On Thursday, 13 May 2021 at 01:59:15 UTC, Andrei Alexandrescu wrote:
>Integral division is the strongest arithmetic operation.
I have a friend who knows some M1 internals. He said it's really Star Trek stuff.
This will seriously challenge other CPU producers.
What perspectives do we have to run the compiler on M1 and produce M1 code?
It's already winning let alone challenging, although consider just how fucking enormous the transistor budget is on the M1 on a per-core basis (i.e. from what is known in public, the M1 doesn't really have that much magic to it but is rather an extremely wide - where it really matters - iteration of what already works elsewhere in the industry, combined with no X86 tax on desktop for the first time.). Intel's process engineers completely dropped the ball, so the M1 is on a process something like 4-5 x denser than Intel 14nm.
Someone mentioned on hackernews that Intel improved the ThisXeon + 1 integer division capabilities also, would be worth benchmarking - although expecting monster SPECint numbers from a 28 core Xeon is probably missing the point.
Someone on the discord has an M1, D already works fine apparently, I'm aiming to get a blog post out of it.
The GCC project has M1 hardware and should apparently be getting support soon-ish. Apple don't like upstreaming their backends from what I can tell, so it could be a while before they get tuned much.

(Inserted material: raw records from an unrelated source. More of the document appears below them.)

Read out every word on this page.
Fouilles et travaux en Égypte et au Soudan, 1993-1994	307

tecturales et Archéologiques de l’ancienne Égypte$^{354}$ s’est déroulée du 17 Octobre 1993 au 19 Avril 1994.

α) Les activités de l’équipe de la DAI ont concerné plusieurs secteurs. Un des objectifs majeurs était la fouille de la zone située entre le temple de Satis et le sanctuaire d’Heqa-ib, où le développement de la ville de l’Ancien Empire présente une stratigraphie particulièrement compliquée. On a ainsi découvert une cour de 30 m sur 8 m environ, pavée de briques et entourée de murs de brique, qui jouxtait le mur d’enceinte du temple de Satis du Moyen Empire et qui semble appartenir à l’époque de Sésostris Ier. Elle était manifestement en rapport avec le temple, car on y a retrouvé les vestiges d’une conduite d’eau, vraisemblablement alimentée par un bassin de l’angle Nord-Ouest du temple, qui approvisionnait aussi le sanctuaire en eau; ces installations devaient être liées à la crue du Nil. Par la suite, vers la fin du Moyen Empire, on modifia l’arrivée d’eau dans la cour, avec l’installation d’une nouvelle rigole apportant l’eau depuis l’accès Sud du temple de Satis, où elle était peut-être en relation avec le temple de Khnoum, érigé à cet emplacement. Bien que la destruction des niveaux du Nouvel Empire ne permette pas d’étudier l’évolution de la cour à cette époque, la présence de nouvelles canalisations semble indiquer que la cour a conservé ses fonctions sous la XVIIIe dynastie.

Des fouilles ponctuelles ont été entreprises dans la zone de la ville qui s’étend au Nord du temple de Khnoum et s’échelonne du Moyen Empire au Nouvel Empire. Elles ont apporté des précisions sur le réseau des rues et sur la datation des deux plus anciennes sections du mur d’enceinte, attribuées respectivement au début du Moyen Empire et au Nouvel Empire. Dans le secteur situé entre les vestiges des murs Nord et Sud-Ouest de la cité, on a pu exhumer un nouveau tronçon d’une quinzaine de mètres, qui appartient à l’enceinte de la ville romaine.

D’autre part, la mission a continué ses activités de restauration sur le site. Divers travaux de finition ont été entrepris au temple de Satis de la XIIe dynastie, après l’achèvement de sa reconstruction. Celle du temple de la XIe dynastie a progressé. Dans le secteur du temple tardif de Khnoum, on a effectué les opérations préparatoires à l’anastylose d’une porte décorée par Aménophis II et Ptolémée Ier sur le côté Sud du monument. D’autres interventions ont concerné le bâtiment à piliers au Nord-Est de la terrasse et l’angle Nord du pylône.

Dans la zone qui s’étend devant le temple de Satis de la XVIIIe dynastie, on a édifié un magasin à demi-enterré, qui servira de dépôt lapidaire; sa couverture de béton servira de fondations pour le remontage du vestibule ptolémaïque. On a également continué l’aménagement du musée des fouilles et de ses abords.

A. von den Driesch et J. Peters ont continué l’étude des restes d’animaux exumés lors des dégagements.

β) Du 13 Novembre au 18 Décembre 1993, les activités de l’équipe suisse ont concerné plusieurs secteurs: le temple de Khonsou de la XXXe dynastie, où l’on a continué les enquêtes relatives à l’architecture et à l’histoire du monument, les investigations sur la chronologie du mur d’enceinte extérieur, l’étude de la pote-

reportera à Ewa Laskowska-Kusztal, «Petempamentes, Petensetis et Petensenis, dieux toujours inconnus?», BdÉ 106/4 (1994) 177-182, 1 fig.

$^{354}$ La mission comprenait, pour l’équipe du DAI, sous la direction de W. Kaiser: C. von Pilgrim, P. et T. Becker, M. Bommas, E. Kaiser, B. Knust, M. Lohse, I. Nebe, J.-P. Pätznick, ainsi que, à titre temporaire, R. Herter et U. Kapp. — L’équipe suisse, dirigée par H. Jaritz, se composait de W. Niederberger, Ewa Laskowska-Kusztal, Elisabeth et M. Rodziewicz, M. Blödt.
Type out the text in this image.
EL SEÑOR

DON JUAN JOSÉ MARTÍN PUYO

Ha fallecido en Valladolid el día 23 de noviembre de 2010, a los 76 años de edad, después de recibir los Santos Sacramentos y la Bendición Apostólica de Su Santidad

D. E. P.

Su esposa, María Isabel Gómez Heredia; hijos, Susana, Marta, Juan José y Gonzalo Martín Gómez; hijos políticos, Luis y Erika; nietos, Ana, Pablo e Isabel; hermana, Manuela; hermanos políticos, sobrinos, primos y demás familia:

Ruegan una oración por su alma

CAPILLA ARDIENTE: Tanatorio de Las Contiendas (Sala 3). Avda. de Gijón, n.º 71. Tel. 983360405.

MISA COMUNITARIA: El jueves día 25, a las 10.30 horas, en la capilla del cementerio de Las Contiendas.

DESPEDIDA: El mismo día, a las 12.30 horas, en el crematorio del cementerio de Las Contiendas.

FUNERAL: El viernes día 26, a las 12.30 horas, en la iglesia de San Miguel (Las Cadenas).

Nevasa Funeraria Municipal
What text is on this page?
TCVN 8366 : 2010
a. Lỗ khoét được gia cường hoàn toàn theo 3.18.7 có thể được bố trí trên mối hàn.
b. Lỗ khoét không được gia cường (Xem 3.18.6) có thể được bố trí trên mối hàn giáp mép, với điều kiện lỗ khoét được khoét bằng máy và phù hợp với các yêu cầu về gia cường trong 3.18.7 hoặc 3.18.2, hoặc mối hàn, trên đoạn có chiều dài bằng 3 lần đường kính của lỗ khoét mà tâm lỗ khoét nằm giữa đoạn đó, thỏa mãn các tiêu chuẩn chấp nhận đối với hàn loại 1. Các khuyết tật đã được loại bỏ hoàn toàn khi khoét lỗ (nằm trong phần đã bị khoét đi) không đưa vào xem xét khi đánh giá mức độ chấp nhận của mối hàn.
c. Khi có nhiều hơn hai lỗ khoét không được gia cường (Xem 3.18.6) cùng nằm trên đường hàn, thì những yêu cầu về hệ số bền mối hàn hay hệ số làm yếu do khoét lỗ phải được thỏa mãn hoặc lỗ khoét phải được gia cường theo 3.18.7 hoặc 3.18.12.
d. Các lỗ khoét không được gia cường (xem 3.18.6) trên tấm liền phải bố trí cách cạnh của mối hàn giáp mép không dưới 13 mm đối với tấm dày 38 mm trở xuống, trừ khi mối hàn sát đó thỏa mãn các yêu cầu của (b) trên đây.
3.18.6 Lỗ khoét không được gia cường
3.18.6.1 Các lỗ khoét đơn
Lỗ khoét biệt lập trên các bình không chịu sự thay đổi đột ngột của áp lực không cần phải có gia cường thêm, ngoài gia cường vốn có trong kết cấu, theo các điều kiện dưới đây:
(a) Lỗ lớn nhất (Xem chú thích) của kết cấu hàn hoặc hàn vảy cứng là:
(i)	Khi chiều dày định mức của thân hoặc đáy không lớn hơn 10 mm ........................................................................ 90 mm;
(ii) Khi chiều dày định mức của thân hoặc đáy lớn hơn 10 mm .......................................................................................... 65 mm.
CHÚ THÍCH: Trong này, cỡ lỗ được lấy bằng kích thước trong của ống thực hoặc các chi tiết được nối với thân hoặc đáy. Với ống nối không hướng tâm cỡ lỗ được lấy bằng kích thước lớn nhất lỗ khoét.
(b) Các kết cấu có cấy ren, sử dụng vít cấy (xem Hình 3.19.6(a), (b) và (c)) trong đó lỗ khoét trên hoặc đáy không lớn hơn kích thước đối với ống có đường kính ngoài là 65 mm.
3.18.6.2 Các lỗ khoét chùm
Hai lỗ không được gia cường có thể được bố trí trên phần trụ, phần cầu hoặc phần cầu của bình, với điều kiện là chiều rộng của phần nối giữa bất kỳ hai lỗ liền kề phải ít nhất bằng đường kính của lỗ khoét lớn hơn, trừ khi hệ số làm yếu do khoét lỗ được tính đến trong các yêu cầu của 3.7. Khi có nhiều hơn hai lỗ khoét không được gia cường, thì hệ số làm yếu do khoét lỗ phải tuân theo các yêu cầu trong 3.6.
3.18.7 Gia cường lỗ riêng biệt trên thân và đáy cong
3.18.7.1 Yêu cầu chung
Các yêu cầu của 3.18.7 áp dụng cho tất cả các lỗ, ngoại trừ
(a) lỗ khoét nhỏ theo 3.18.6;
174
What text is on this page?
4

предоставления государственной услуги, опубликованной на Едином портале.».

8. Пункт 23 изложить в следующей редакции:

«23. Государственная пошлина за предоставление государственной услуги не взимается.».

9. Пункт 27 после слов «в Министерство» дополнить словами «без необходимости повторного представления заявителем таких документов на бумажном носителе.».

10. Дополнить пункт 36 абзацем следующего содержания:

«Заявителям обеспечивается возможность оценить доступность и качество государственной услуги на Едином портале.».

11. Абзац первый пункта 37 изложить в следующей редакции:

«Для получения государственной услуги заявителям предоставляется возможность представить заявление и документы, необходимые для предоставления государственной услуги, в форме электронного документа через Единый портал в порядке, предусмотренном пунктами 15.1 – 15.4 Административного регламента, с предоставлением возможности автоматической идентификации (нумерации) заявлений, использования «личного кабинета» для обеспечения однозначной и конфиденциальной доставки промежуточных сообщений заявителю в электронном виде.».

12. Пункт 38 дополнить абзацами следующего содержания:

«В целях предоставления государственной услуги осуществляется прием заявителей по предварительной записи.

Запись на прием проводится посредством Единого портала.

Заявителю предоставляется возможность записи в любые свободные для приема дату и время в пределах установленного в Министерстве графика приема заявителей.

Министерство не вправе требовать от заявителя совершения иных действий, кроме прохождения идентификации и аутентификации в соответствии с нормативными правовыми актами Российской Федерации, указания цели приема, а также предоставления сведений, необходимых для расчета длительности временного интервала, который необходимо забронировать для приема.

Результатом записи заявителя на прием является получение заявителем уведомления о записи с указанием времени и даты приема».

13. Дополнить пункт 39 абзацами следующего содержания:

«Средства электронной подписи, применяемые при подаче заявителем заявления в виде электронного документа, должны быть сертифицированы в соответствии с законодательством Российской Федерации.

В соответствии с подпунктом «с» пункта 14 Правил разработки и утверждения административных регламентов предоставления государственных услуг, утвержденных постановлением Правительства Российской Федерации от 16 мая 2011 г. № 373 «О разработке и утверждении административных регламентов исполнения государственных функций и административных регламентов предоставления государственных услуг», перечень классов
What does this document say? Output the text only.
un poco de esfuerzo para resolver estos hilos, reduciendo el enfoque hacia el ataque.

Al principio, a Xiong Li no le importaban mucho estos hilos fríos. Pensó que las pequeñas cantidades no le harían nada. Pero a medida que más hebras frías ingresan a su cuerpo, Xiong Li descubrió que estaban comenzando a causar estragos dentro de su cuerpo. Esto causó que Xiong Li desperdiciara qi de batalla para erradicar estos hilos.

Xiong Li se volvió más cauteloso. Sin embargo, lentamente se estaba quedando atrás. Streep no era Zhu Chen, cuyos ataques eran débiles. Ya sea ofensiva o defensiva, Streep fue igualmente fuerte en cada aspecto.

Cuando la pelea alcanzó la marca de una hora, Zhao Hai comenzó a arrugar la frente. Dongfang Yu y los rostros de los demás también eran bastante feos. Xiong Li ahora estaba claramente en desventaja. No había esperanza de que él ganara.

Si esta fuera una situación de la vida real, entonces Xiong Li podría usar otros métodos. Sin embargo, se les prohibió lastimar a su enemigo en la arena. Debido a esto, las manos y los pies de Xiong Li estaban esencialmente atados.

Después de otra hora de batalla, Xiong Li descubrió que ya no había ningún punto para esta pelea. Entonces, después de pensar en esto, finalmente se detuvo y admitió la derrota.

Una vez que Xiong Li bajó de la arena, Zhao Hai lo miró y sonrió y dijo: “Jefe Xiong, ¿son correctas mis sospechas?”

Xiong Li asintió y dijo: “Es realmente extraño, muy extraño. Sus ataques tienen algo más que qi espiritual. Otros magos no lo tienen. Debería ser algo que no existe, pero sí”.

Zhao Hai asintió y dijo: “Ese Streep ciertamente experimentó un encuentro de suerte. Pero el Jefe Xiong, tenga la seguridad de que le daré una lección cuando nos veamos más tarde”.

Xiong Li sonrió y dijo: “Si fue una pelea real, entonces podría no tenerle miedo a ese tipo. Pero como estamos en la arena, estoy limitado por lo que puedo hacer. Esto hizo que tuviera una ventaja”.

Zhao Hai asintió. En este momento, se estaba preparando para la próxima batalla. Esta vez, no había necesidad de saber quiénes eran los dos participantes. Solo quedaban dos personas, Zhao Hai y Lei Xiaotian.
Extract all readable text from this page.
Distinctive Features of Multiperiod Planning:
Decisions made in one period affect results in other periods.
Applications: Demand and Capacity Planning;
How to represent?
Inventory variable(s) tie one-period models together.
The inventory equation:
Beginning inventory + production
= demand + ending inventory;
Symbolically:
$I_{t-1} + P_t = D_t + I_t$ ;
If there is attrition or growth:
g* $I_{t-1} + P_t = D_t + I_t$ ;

Apple also haven't published anything along the lines of an optimization manual for M1 so I guess we'll find out via osmosis what it's really capable of as times goes on - I think it's more likely Apple get the Microsoft hidden-api treatment than actually go public on some of the extensions they have made to the ARM ISA - both in new instructions and in the form of an old trick SPARC had which basically turns TSO on underneath a program to aid X86 emulation.